Arron Banks, co-founder of the Leave.EU campaign, pictured in June 2018 in Bristol, England.
London CNN  — 

The UK’s National Crime Agency has confirmed it is investigating Arron Banks, the backer of the biggest campaign to leave the EU, as well as his associate Liz Bilney and others for electoral law offenses.

The NCA’s involvement comes after the UK’s Electoral Commission watchdog referred its own probe into Banks to the agency amid suspicions that Banks’ Better For the Country and Leave.EU campaigns may have received money from “impermissible sources,” including entities in Gibraltar and the Isle of Man.

Without mentioning allegations of Russian money or interference in the campaign, the commission said it had reason to believe a number of criminal offenses may have been committed.

In a statement, Bob Posner, the commission’s Director of Political Finance and Regulation, said: “We have reasonable grounds to suspect money given to Better for the Country came from impermissible sources and that Mr. Banks and Ms. Bilney, the person responsible for Leave.EU, knowingly concealed the true circumstances under which this money was provided.”

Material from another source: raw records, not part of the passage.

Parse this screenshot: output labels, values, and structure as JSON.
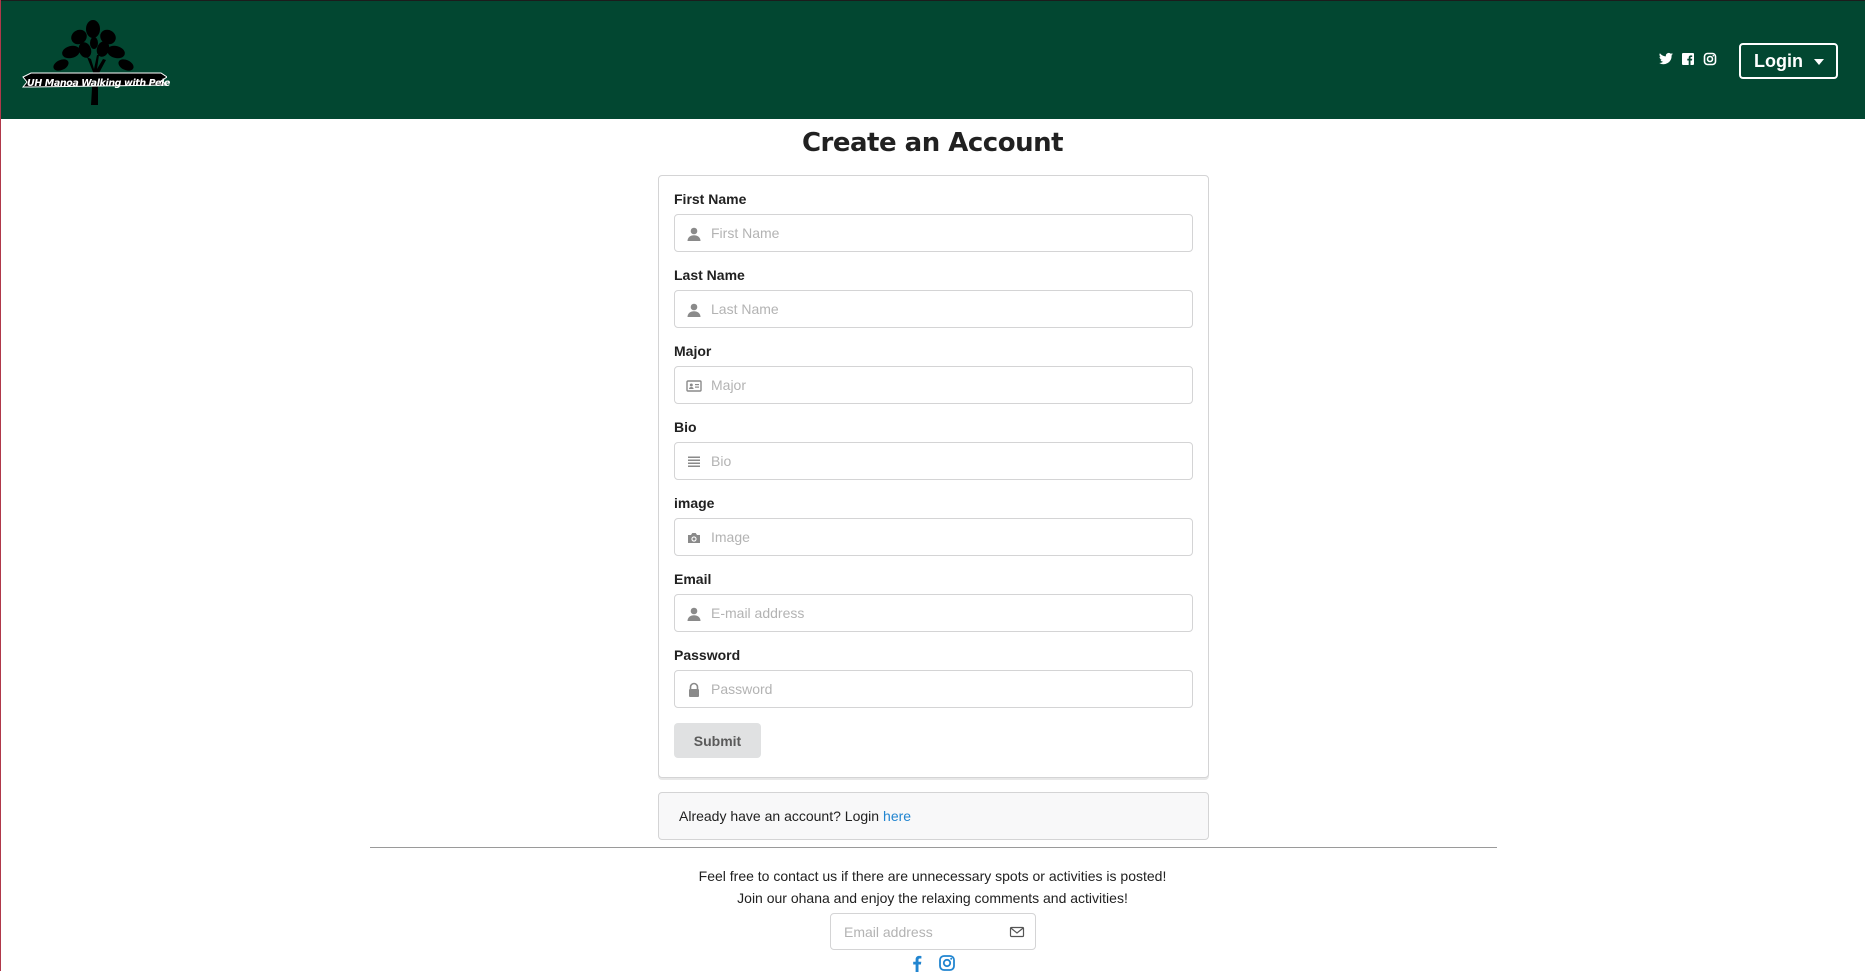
{
  "header": {
    "logo_text": "UH Manoa Walking with Pele",
    "login_label": "Login",
    "social_icons": [
      "twitter-icon",
      "facebook-icon",
      "instagram-icon"
    ],
    "background_color": "#024731"
  },
  "page": {
    "title": "Create an Account"
  },
  "form": {
    "fields": [
      {
        "label": "First Name",
        "placeholder": "First Name",
        "icon": "user-icon"
      },
      {
        "label": "Last Name",
        "placeholder": "Last Name",
        "icon": "user-icon"
      },
      {
        "label": "Major",
        "placeholder": "Major",
        "icon": "id-card-icon"
      },
      {
        "label": "Bio",
        "placeholder": "Bio",
        "icon": "align-justify-icon"
      },
      {
        "label": "image",
        "placeholder": "Image",
        "icon": "camera-icon"
      },
      {
        "label": "Email",
        "placeholder": "E-mail address",
        "icon": "user-icon"
      },
      {
        "label": "Password",
        "placeholder": "Password",
        "icon": "lock-icon"
      }
    ],
    "submit_label": "Submit"
  },
  "login_prompt": {
    "text": "Already have an account? Login",
    "link_text": "here",
    "link_color": "#2185d0"
  },
  "footer": {
    "line1": "Feel free to contact us if there are unnecessary spots or activities is posted!",
    "line2": "Join our ohana and enjoy the relaxing comments and activities!",
    "email_placeholder": "Email address",
    "social_icons": [
      "facebook-icon",
      "instagram-icon"
    ]
  }
}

CNN first reported the NCA was probing Banks in July. According to three people familiar with the matter at the time, the NCA had been handed a cache of Banks’ emails detailing meetings he had with the Russian ambassador to the UK, during which he was offered sweetheart deals.

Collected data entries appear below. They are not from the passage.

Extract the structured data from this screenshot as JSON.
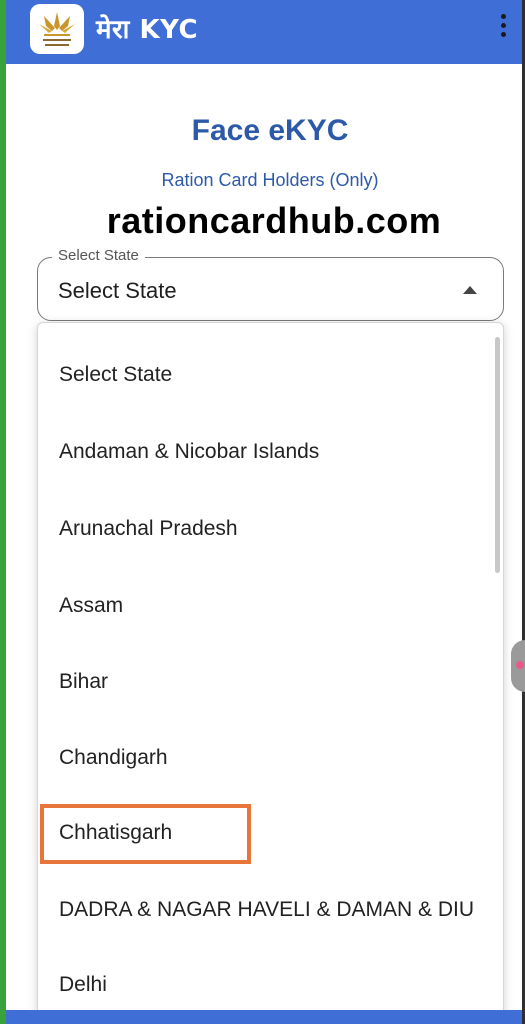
{
  "appbar": {
    "title": "मेरा KYC",
    "logo_icon": "emblem-logo-icon",
    "menu_icon": "kebab-menu-icon",
    "color": "#3f6fd6"
  },
  "page": {
    "title": "Face eKYC",
    "subtitle": "Ration Card Holders (Only)",
    "watermark": "rationcardhub.com"
  },
  "select": {
    "label": "Select State",
    "value": "Select State"
  },
  "dropdown": {
    "options": [
      "Select State",
      "Andaman & Nicobar Islands",
      "Arunachal Pradesh",
      "Assam",
      "Bihar",
      "Chandigarh",
      "Chhatisgarh",
      "DADRA & NAGAR HAVELI & DAMAN & DIU",
      "Delhi"
    ],
    "highlighted_option": "Chhatisgarh",
    "highlight_color": "#e8763a"
  }
}
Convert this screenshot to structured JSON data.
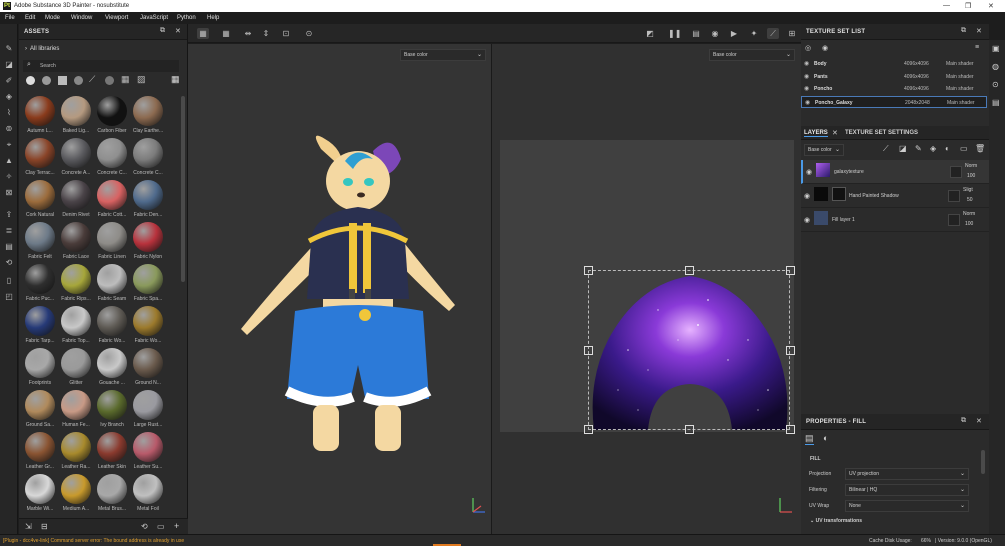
{
  "window": {
    "title": "Adobe Substance 3D Painter - nosubstitute",
    "minimize": "—",
    "restore": "❐",
    "close": "✕"
  },
  "menu": [
    "File",
    "Edit",
    "Mode",
    "Window",
    "Viewport",
    "JavaScript",
    "Python",
    "Help"
  ],
  "assets": {
    "title": "ASSETS",
    "all_libraries": "All libraries",
    "search_placeholder": "Search",
    "items": [
      {
        "label": "Autumn L...",
        "color": "#8a3b1c"
      },
      {
        "label": "Baked Lig...",
        "color": "#b59a80"
      },
      {
        "label": "Carbon Fiber",
        "color": "#111111"
      },
      {
        "label": "Clay Earthe...",
        "color": "#8c6a50"
      },
      {
        "label": "Clay Terrac...",
        "color": "#8a4428"
      },
      {
        "label": "Concrete A...",
        "color": "#5a5a5e"
      },
      {
        "label": "Concrete C...",
        "color": "#8f8f8f"
      },
      {
        "label": "Concrete C...",
        "color": "#7c7c7c"
      },
      {
        "label": "Cork Natural",
        "color": "#9c6c3c"
      },
      {
        "label": "Denim Rivet",
        "color": "#4a4348"
      },
      {
        "label": "Fabric Cott...",
        "color": "#d86262"
      },
      {
        "label": "Fabric Den...",
        "color": "#4f6a8c"
      },
      {
        "label": "Fabric Felt",
        "color": "#6d7a88"
      },
      {
        "label": "Fabric Lace",
        "color": "#4a3c3a"
      },
      {
        "label": "Fabric Linen",
        "color": "#8e8c88"
      },
      {
        "label": "Fabric Nylon",
        "color": "#b8323c"
      },
      {
        "label": "Fabric Puc...",
        "color": "#2e2e2e"
      },
      {
        "label": "Fabric Rips...",
        "color": "#a6a63a"
      },
      {
        "label": "Fabric Seam",
        "color": "#bdbdbd"
      },
      {
        "label": "Fabric Spa...",
        "color": "#8a9a5c"
      },
      {
        "label": "Fabric Tarp...",
        "color": "#263a78"
      },
      {
        "label": "Fabric Top...",
        "color": "#c8c8c8"
      },
      {
        "label": "Fabric Wo...",
        "color": "#5e5a54"
      },
      {
        "label": "Fabric Wo...",
        "color": "#9c7a2c"
      },
      {
        "label": "Footprints",
        "color": "#a8a8a8"
      },
      {
        "label": "Glitter",
        "color": "#9a9a9a"
      },
      {
        "label": "Gouache ...",
        "color": "#c9c9c9"
      },
      {
        "label": "Ground N...",
        "color": "#6a5a4c"
      },
      {
        "label": "Ground Sa...",
        "color": "#b08a5c"
      },
      {
        "label": "Human Fe...",
        "color": "#c89a86"
      },
      {
        "label": "Ivy Branch",
        "color": "#5a6a2c"
      },
      {
        "label": "Large Rust...",
        "color": "#9a9aa0"
      },
      {
        "label": "Leather Gr...",
        "color": "#8a5432"
      },
      {
        "label": "Leather Ra...",
        "color": "#a88a2c"
      },
      {
        "label": "Leather Skin",
        "color": "#8a3a2e"
      },
      {
        "label": "Leather Su...",
        "color": "#b85a6a"
      },
      {
        "label": "Marble Wi...",
        "color": "#d8d8d8"
      },
      {
        "label": "Medium A...",
        "color": "#c89a2c"
      },
      {
        "label": "Metal Brus...",
        "color": "#a8a8a8"
      },
      {
        "label": "Metal Foil",
        "color": "#c0c0c0"
      }
    ]
  },
  "viewport3d": {
    "channel": "Base color"
  },
  "viewport2d": {
    "channel": "Base color"
  },
  "texture_set_list": {
    "title": "TEXTURE SET LIST",
    "rows": [
      {
        "name": "Body",
        "res": "4096x4096",
        "shader": "Main shader"
      },
      {
        "name": "Pants",
        "res": "4096x4096",
        "shader": "Main shader"
      },
      {
        "name": "Poncho",
        "res": "4096x4096",
        "shader": "Main shader"
      },
      {
        "name": "Poncho_Galaxy",
        "res": "2048x2048",
        "shader": "Main shader"
      }
    ]
  },
  "layers": {
    "tab_layers": "LAYERS",
    "tab_settings": "TEXTURE SET SETTINGS",
    "channel": "Base color",
    "items": [
      {
        "name": "galaxytexture",
        "blend": "Norm",
        "opacity": "100"
      },
      {
        "name": "Hand Painted Shadow",
        "blend": "Sligt",
        "opacity": "50"
      },
      {
        "name": "Fill layer 1",
        "blend": "Norm",
        "opacity": "100"
      }
    ]
  },
  "properties": {
    "title": "PROPERTIES - FILL",
    "section": "FILL",
    "projection_label": "Projection",
    "projection": "UV projection",
    "filtering_label": "Filtering",
    "filtering": "Bilinear | HQ",
    "uvwrap_label": "UV Wrap",
    "uvwrap": "None",
    "uvtrans": "UV transformations"
  },
  "status": {
    "error": "[Plugin - dcc4ve-link] Command server error: The bound address is already in use",
    "cache": "Cache Disk Usage:",
    "cache_value": "66%",
    "version": "| Version: 9.0.0 (OpenGL)"
  }
}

Arron Banks, right, pictured with leading Brexit campaigner Nigel Farage in 2015.

Banks has always denied he took up any of the offers or received money from Russia for the campaign.

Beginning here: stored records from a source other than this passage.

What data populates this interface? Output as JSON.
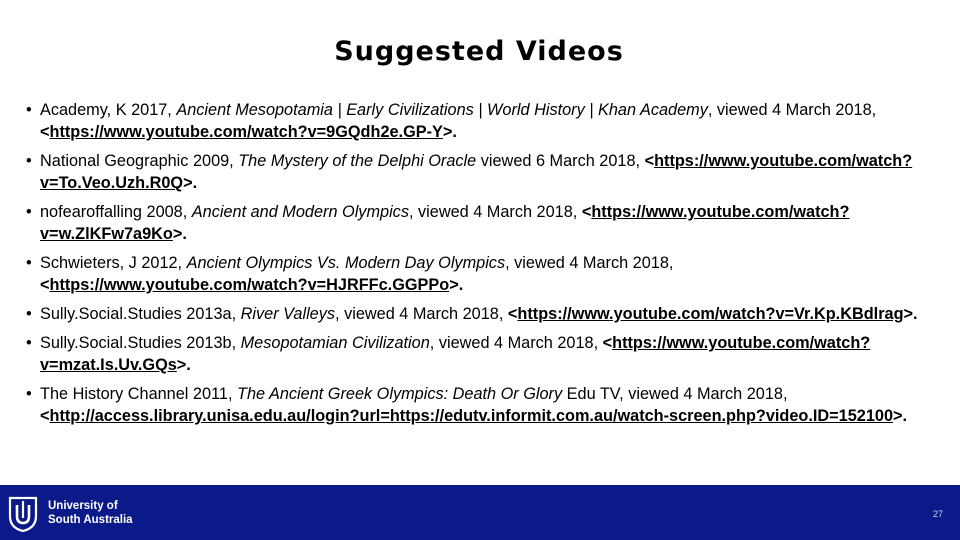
{
  "slide": {
    "title": "Suggested Videos",
    "bullet": "•",
    "references": [
      {
        "author": "Academy, K 2017, ",
        "work": "Ancient Mesopotamia | Early Civilizations | World History | Khan Academy",
        "after": ", viewed 4 March 2018, ",
        "open": "<",
        "url": "https://www.youtube.com/watch?v=9GQdh2e.GP-Y",
        "close": ">."
      },
      {
        "author": "National Geographic 2009, ",
        "work": "The Mystery of the Delphi Oracle",
        "after": "  viewed 6 March 2018, ",
        "open": "<",
        "url": "https://www.youtube.com/watch?v=To.Veo.Uzh.R0Q",
        "close": ">."
      },
      {
        "author": " nofearoffalling 2008, ",
        "work": "Ancient and Modern Olympics",
        "after": ", viewed 4 March  2018, ",
        "open": "<",
        "url": "https://www.youtube.com/watch?v=w.ZlKFw7a9Ko",
        "close": ">."
      },
      {
        "author": " Schwieters, J 2012, ",
        "work": "Ancient Olympics Vs. Modern Day Olympics",
        "after": ", viewed 4 March 2018, ",
        "open": "<",
        "url": "https://www.youtube.com/watch?v=HJRFFc.GGPPo",
        "close": ">."
      },
      {
        "author": " Sully.Social.Studies 2013a, ",
        "work": "River Valleys",
        "after": ", viewed 4 March 2018, ",
        "open": "<",
        "url": "https://www.youtube.com/watch?v=Vr.Kp.KBdlrag",
        "close": ">."
      },
      {
        "author": " Sully.Social.Studies 2013b, ",
        "work": "Mesopotamian Civilization",
        "after": ", viewed 4 March 2018, ",
        "open": "<",
        "url": "https://www.youtube.com/watch?v=mzat.Is.Uv.GQs",
        "close": ">."
      },
      {
        "author": " The History Channel 2011, ",
        "work": "The Ancient Greek Olympics: Death Or Glory",
        "after": "  Edu TV, viewed 4 March 2018, ",
        "open": "<",
        "url": "http://access.library.unisa.edu.au/login?url=https://edutv.informit.com.au/watch-screen.php?video.ID=152100",
        "close": ">."
      }
    ]
  },
  "footer": {
    "logo_line1": "University of",
    "logo_line2": "South Australia",
    "page_number": "27",
    "background_color": "#0b1a88",
    "logo_icon": "unisa-logo-icon"
  }
}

In a statement to CNN Thursday, Banks denied any wrongdoing and welcomed the NCA investigation, saying he was “confident that a full and frank investigation will finally put an end to the ludicrous allegations levelled against me and my colleagues.”

“I am a UK taxpayer and I have never received any foreign donations,” he said.

Banks’ spokesman, Andy Wigmore, called the allegations of Russian interference in the Brexit referendum “total rubbish” and said audited accounts of Banks’ campaign donations would be made available to the NCA if requested.

Neither Banks nor Wigmore has been contacted by the police on the matter, Wigmore told CNN.

Banks’ financial support for Leave.EU in the run-up to the 2016 vote made him the biggest individual donor in British political history. The group won the endorsement of the leader of the UK Independence Party, Nigel Farage, one of the leading pro-Brexit campaigners. According to the latest accounts of Leave.EU, Banks’ loan has not been repaid.